瑠璃色の訪問着には、オーロラ色の帯を
季節に寄り添い、その気配を装いに込めることが「きものの歓び」ですが、今日は色で季節感を表現してみました。
爽やかな風を感じさせるような藍白の紬地に、瑠璃色と金をさっと掃いたような訪問着は、西東智恵子さん作の一枚。母は花鳥風月といった意匠を凝らした華やかなきものは、自分の仁(にん)には合わないと言って、西東智恵子さんのきものを好んで誂えていました。作家の年齢が自分の母親と同じ年齢だったことから、母は西東さんに特別なシンパシーを感じていたようです。年賀状や納品時などに添えられた毛筆のお手紙は、そのまま額装したいくらいに見事! 「書は人なり」という言葉どおり、西東さんの知性と高い美意識が表れていました。
オーロラ色の帯の艶めきが帯留めの水晶と瑞々しく響き合って。西東さんの訪問着に合わせた帯は、文化勲章も授与した日本画家の橋本明治先生の奥様が、母に譲ってくださった50年以上前のもの。母自身のコーディネートはというと、有職文様の帯を合わせて格を表現していたように記憶しています。それぞれのきもの愛好家のタンスに眠っていたものが、私の世代に移り変わることによって、こんなにもモダンで垢抜けた装いになりました。

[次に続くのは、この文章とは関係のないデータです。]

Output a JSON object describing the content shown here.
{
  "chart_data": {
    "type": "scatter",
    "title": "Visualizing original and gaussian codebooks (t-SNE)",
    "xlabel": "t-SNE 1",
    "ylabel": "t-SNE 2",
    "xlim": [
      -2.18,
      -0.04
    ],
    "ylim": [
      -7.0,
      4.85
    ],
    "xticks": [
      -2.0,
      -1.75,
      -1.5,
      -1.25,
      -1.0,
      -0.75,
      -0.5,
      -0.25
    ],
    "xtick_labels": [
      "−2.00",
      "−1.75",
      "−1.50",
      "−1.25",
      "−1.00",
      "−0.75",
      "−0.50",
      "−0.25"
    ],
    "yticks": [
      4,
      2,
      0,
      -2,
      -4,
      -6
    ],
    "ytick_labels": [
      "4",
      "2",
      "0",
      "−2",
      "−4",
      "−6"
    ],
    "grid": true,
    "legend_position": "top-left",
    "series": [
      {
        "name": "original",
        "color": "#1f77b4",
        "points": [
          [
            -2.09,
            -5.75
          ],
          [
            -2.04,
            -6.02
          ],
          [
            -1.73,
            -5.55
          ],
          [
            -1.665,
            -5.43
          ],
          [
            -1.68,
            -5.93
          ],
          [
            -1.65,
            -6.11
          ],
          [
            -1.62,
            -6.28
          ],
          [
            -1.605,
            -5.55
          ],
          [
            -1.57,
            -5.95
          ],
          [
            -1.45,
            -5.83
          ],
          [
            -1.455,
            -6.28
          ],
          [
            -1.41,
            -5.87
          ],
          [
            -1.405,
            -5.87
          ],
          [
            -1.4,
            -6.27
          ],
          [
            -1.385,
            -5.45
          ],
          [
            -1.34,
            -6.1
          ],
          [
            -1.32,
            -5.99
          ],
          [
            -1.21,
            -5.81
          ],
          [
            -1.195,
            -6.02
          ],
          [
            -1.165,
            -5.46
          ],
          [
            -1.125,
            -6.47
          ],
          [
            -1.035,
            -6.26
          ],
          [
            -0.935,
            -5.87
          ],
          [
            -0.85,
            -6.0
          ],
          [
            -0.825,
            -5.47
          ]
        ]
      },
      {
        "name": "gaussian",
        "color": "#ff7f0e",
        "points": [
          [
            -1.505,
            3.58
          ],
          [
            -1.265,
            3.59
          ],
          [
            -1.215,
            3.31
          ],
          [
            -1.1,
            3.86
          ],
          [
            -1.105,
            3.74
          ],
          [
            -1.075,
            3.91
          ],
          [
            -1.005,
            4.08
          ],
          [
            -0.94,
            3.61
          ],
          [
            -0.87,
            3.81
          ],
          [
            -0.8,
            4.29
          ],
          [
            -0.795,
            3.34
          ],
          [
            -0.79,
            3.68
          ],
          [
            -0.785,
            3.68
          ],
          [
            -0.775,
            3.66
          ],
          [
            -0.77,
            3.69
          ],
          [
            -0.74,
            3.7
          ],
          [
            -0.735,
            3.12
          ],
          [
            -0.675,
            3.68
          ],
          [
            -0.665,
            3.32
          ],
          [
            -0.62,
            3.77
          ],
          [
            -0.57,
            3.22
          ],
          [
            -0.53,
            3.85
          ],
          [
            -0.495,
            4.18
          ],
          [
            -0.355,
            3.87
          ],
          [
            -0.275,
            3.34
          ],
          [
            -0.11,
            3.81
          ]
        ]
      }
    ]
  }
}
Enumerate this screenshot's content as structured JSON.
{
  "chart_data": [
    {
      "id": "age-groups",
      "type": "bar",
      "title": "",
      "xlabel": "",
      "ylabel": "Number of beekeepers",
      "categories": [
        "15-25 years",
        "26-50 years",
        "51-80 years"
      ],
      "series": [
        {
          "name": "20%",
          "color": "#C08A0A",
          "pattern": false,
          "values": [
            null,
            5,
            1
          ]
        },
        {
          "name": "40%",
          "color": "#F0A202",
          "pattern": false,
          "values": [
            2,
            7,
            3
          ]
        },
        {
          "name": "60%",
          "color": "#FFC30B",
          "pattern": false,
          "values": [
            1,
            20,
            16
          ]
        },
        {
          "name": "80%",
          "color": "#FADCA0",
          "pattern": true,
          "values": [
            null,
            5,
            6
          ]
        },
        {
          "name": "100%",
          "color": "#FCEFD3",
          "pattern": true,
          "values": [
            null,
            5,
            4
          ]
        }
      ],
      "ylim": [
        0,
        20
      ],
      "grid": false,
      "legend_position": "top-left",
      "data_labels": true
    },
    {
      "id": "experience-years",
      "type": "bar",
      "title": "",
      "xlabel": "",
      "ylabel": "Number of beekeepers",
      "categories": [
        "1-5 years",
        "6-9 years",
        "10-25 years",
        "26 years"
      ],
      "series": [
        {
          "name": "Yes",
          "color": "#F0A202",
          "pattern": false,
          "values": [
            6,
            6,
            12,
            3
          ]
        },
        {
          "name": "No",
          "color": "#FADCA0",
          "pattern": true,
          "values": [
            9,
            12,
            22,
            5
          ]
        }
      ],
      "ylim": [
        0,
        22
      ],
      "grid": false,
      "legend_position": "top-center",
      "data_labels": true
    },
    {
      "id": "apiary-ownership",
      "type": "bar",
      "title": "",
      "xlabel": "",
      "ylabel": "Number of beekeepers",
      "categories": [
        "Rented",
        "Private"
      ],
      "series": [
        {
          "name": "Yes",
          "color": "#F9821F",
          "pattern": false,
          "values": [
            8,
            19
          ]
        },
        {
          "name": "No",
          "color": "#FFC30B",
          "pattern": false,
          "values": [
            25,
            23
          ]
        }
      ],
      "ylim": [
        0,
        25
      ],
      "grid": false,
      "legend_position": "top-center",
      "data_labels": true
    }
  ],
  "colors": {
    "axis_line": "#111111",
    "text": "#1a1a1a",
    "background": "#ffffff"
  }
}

母は紬の訪問着にも家紋を入れていました。今は「紋付」ということにあまり拘らなくなりましたが、こうして後ろ姿を写真に撮られると装う人の矜持が漂うような、凛とした印象を与えるものですね。手にしている紫のバックスキンのクラッチバッグは、叔母が譲ってくれた大昔のフェラガモのもの。その季節の自然から生まれた「旬」の差し色は、装いに情緒を生むものですね。